Forum Discussion
Extracting Quiz Questions & Answers
Hi ElyseGentile,
this is how I would do this:
There is indeed no official way, but AI can help with this (it is still not a one-click-solution but for many questions or at my typing speed, still faster than retyping all questions):
- Open the quiz and take screenshots of the quiz questions you need, copy them into Word (or whatever you are using) and create a pdf.
- Use an AI Chatbot you are allowed to use for this content and prompt it to read the text in the images of the pdf and put the questions and answers into a Word-file (or text file or show them in the chat window, whatever).
- Check the Questions and add which answers are the correct ones in the text/Word file so you don't import mistakes afterwards
- Here you find many tipps how to import questions into SL, including an Excel template (you need this!): Search | E-Learning Heroes , or here (1st result of this search) https://www.articulatesupport.com/article/Storyline-360-Importing-Questions-from-Excel-Spreadsheets-and-Text-Files#excel
- Prompt your AI chatbot to create an Excel sheet with your questions according to the template you find in the links.

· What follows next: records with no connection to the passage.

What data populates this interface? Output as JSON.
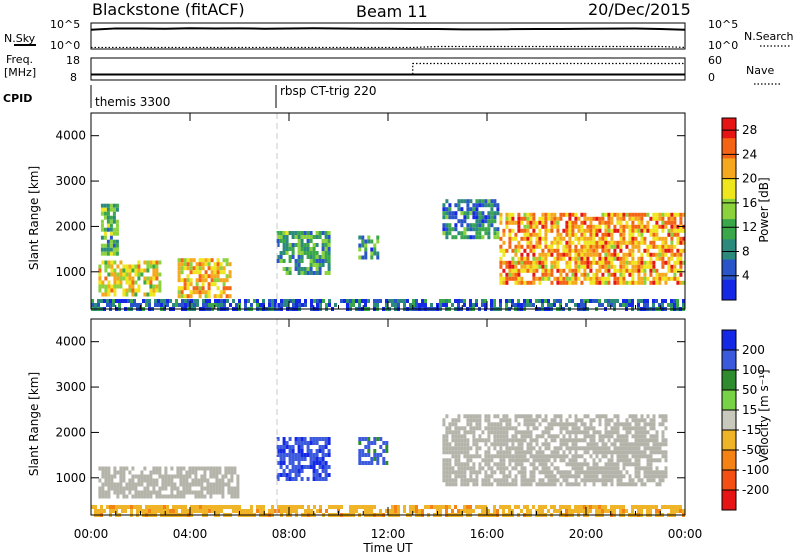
{
  "header": {
    "radar": "Blackstone (fitACF)",
    "beam": "Beam 11",
    "date": "20/Dec/2015"
  },
  "strip_labels": {
    "nsky": "N.Sky",
    "nsearch": "N.Search",
    "freq_top": "Freq.",
    "freq_unit": "[MHz]",
    "nave": "Nave",
    "cpid": "CPID",
    "noise_top_left": "10^5",
    "noise_bot_left": "10^0",
    "noise_top_right": "10^5",
    "noise_bot_right": "10^0",
    "freq_hi": "18",
    "freq_lo": "8",
    "nave_hi": "60",
    "nave_lo": "0"
  },
  "cpid_segments": [
    {
      "label": "themis 3300",
      "start_hour": 0.0
    },
    {
      "label": "rbsp CT-trig 220",
      "start_hour": 7.5
    }
  ],
  "x_axis": {
    "label": "Time UT",
    "ticks": [
      "00:00",
      "04:00",
      "08:00",
      "12:00",
      "16:00",
      "20:00",
      "00:00"
    ],
    "range_hours": [
      0,
      24
    ]
  },
  "colors": {
    "power_scale": [
      "#1428e6",
      "#2a55c8",
      "#2c8a7c",
      "#3aa84a",
      "#8cd23c",
      "#f0e61e",
      "#f5a81e",
      "#f56414",
      "#e61414"
    ],
    "velocity_scale": [
      "#1428e6",
      "#3c5adc",
      "#2e8c2e",
      "#78d246",
      "#c8c8bc",
      "#f0b428",
      "#f58214",
      "#f55014",
      "#e61414"
    ],
    "ground_scatter": "#b4b4aa"
  },
  "chart_data": [
    {
      "type": "line",
      "title": "Blackstone (fitACF)",
      "series": [
        {
          "name": "N.Sky",
          "x": [
            0,
            1,
            2,
            3,
            4,
            5,
            6,
            7,
            8,
            9,
            10,
            11,
            12,
            13,
            14,
            15,
            16,
            17,
            18,
            19,
            20,
            21,
            22,
            23,
            24
          ],
          "y": [
            5000,
            9000,
            9000,
            8000,
            10000,
            9000,
            9500,
            8000,
            9000,
            10000,
            9000,
            8000,
            8000,
            7000,
            7000,
            6000,
            6000,
            6500,
            7000,
            7000,
            8000,
            8500,
            9000,
            7000,
            5000
          ]
        },
        {
          "name": "N.Search",
          "x": [
            0,
            1,
            2,
            3,
            4,
            5,
            6,
            7,
            8,
            9,
            10,
            11,
            12,
            13,
            14,
            15,
            16,
            17,
            18,
            19,
            20,
            21,
            22,
            23,
            24
          ],
          "y": [
            2,
            2,
            2,
            2,
            2,
            2,
            2,
            2,
            2,
            2,
            2,
            2,
            2,
            2,
            3,
            3,
            3,
            3,
            3,
            3,
            3,
            3,
            3,
            3,
            2
          ]
        }
      ],
      "ylabel": "N.Sky",
      "ylabel_right": "N.Search",
      "ylim": [
        1,
        100000
      ]
    },
    {
      "type": "line",
      "series": [
        {
          "name": "Freq.",
          "x": [
            0,
            13,
            13,
            24
          ],
          "y": [
            10.5,
            10.5,
            10.5,
            10.5
          ]
        },
        {
          "name": "Nave",
          "x": [
            0,
            13,
            13,
            24
          ],
          "y": [
            15,
            15,
            45,
            45
          ]
        }
      ],
      "ylabel": "Freq. [MHz]",
      "ylabel_right": "Nave",
      "ylim": [
        8,
        18
      ],
      "ylim_right": [
        0,
        60
      ]
    },
    {
      "type": "heatmap",
      "xlabel": "Time UT",
      "ylabel": "Slant Range [km]",
      "ylim": [
        180,
        4500
      ],
      "yticks": [
        1000,
        2000,
        3000,
        4000
      ],
      "colorbar": {
        "label": "Power [dB]",
        "ticks": [
          4,
          8,
          12,
          16,
          20,
          24,
          28
        ],
        "range": [
          0,
          30
        ]
      },
      "regions": [
        {
          "t": [
            0.4,
            1.1
          ],
          "r": [
            1400,
            2500
          ],
          "value": 12
        },
        {
          "t": [
            0.3,
            2.8
          ],
          "r": [
            500,
            1250
          ],
          "value": 18
        },
        {
          "t": [
            3.5,
            5.6
          ],
          "r": [
            500,
            1300
          ],
          "value": 20
        },
        {
          "t": [
            7.5,
            9.6
          ],
          "r": [
            1000,
            1900
          ],
          "value": 11
        },
        {
          "t": [
            10.8,
            11.6
          ],
          "r": [
            1300,
            1800
          ],
          "value": 9
        },
        {
          "t": [
            14.2,
            16.5
          ],
          "r": [
            1800,
            2600
          ],
          "value": 8
        },
        {
          "t": [
            16.5,
            24.0
          ],
          "r": [
            800,
            2300
          ],
          "value": 22
        },
        {
          "t": [
            0.0,
            24.0
          ],
          "r": [
            200,
            400
          ],
          "value": 6
        }
      ]
    },
    {
      "type": "heatmap",
      "xlabel": "Time UT",
      "ylabel": "Slant Range [km]",
      "ylim": [
        180,
        4500
      ],
      "yticks": [
        1000,
        2000,
        3000,
        4000
      ],
      "colorbar": {
        "label": "Velocity [m s⁻¹]",
        "ticks": [
          200,
          100,
          50,
          15,
          -15,
          -50,
          -100,
          -200
        ],
        "range": [
          -250,
          250
        ]
      },
      "regions": [
        {
          "t": [
            0.3,
            5.9
          ],
          "r": [
            550,
            1250
          ],
          "value": 0,
          "ground_scatter": true
        },
        {
          "t": [
            7.5,
            9.6
          ],
          "r": [
            1000,
            1900
          ],
          "value": 180
        },
        {
          "t": [
            10.8,
            11.9
          ],
          "r": [
            1300,
            1900
          ],
          "value": 160
        },
        {
          "t": [
            14.2,
            23.2
          ],
          "r": [
            900,
            2400
          ],
          "value": 0,
          "ground_scatter": true
        },
        {
          "t": [
            0.0,
            24.0
          ],
          "r": [
            200,
            400
          ],
          "value": -60
        }
      ]
    }
  ]
}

- Check the Excel file and if OK, import into a new Storyline project.
Worked for me, May not work in first attempt, improve your prompt in the same chat. AI learns from mistakes (to an extend).
Good luck!
- Silverfire19 days agoCommunity Member
If you do it this way, you are giving your IP to an AI company. That carries with it risks and compromises you may not be comfortable with (for instance, Claude acts as a data vaccum cleaner when installed locally, etc).

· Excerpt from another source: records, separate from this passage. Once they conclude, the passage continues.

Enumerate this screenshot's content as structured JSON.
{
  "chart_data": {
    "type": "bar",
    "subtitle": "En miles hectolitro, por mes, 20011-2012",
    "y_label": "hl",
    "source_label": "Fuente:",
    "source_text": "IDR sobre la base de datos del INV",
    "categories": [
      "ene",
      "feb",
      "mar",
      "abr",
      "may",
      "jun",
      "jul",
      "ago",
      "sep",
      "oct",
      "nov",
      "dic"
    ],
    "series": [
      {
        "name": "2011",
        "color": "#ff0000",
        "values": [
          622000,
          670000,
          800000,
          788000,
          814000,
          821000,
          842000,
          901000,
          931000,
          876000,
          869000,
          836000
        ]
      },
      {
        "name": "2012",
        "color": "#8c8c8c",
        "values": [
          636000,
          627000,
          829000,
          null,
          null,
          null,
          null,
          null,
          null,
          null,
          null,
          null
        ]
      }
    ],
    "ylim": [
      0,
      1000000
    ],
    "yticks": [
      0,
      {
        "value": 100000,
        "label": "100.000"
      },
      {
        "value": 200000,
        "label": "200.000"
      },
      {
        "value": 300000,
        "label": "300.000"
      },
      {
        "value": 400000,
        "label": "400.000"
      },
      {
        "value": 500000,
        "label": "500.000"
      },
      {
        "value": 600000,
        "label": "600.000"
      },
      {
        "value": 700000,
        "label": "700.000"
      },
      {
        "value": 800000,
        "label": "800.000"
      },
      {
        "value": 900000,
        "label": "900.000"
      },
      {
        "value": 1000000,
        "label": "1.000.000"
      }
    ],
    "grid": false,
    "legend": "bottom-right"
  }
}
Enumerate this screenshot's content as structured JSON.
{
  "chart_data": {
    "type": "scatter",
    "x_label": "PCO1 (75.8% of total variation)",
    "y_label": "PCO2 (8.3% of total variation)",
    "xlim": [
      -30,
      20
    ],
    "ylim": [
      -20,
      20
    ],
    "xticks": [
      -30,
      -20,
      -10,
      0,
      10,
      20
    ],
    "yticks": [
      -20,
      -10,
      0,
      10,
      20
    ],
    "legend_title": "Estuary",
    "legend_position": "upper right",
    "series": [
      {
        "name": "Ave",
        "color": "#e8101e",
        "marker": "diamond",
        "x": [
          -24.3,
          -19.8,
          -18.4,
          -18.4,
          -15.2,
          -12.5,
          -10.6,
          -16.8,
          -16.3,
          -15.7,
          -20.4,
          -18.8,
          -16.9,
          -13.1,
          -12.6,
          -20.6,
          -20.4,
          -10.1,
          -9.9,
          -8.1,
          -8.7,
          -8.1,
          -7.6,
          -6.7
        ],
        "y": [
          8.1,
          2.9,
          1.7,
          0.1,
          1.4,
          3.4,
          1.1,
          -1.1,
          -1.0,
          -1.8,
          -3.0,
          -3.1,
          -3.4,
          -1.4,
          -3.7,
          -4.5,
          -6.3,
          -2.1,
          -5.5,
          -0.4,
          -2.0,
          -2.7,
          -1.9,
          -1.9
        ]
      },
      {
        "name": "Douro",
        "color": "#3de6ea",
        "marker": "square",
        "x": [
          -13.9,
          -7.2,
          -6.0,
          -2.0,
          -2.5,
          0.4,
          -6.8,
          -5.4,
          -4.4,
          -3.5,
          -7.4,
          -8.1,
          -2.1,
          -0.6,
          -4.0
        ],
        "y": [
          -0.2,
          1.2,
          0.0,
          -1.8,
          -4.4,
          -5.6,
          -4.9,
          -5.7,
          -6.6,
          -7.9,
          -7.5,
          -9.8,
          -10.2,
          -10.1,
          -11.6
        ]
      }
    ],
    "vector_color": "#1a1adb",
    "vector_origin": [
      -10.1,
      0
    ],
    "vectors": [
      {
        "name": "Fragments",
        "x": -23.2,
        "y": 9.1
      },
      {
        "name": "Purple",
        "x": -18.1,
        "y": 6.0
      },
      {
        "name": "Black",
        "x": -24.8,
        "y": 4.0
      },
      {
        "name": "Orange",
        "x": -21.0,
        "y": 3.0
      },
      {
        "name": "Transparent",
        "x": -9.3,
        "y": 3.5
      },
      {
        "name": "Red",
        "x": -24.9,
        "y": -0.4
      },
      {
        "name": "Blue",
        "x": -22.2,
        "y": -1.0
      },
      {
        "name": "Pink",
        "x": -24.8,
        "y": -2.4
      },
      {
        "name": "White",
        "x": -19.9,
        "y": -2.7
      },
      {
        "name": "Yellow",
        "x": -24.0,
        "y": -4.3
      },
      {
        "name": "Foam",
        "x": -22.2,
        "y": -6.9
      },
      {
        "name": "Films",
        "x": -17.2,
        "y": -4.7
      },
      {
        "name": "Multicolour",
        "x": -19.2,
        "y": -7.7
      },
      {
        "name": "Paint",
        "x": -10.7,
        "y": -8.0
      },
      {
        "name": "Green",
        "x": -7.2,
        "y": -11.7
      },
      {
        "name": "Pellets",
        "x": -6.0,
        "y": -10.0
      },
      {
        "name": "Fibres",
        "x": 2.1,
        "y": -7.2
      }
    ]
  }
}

The method is sound, though. You can use existing OCR tools for this purpose. They range from decent (GImageReader, free), to quite good (Abby FineReader, paid).
- FelixFranke19 days agoCommunity Member
Hi Silverfire,
you are right, which is why I said to "Use an AI Chatbot you are allowed to use for this content" (admitteldy it's a bit hidden in my longish text).
In our case for example, we have the company version of Copilot, which lets us act in a "protected environment".
I am allowed to use it for internal (not "confidential") information, but I cannot use Claude or ChatGPT for this. Generally, all free versions of AI suck up all data they can get becuse they literally feed on it.
I have the luxury to work in an enterprise environment, which rids me of some decisions which I would have to take for myself as a freelancer.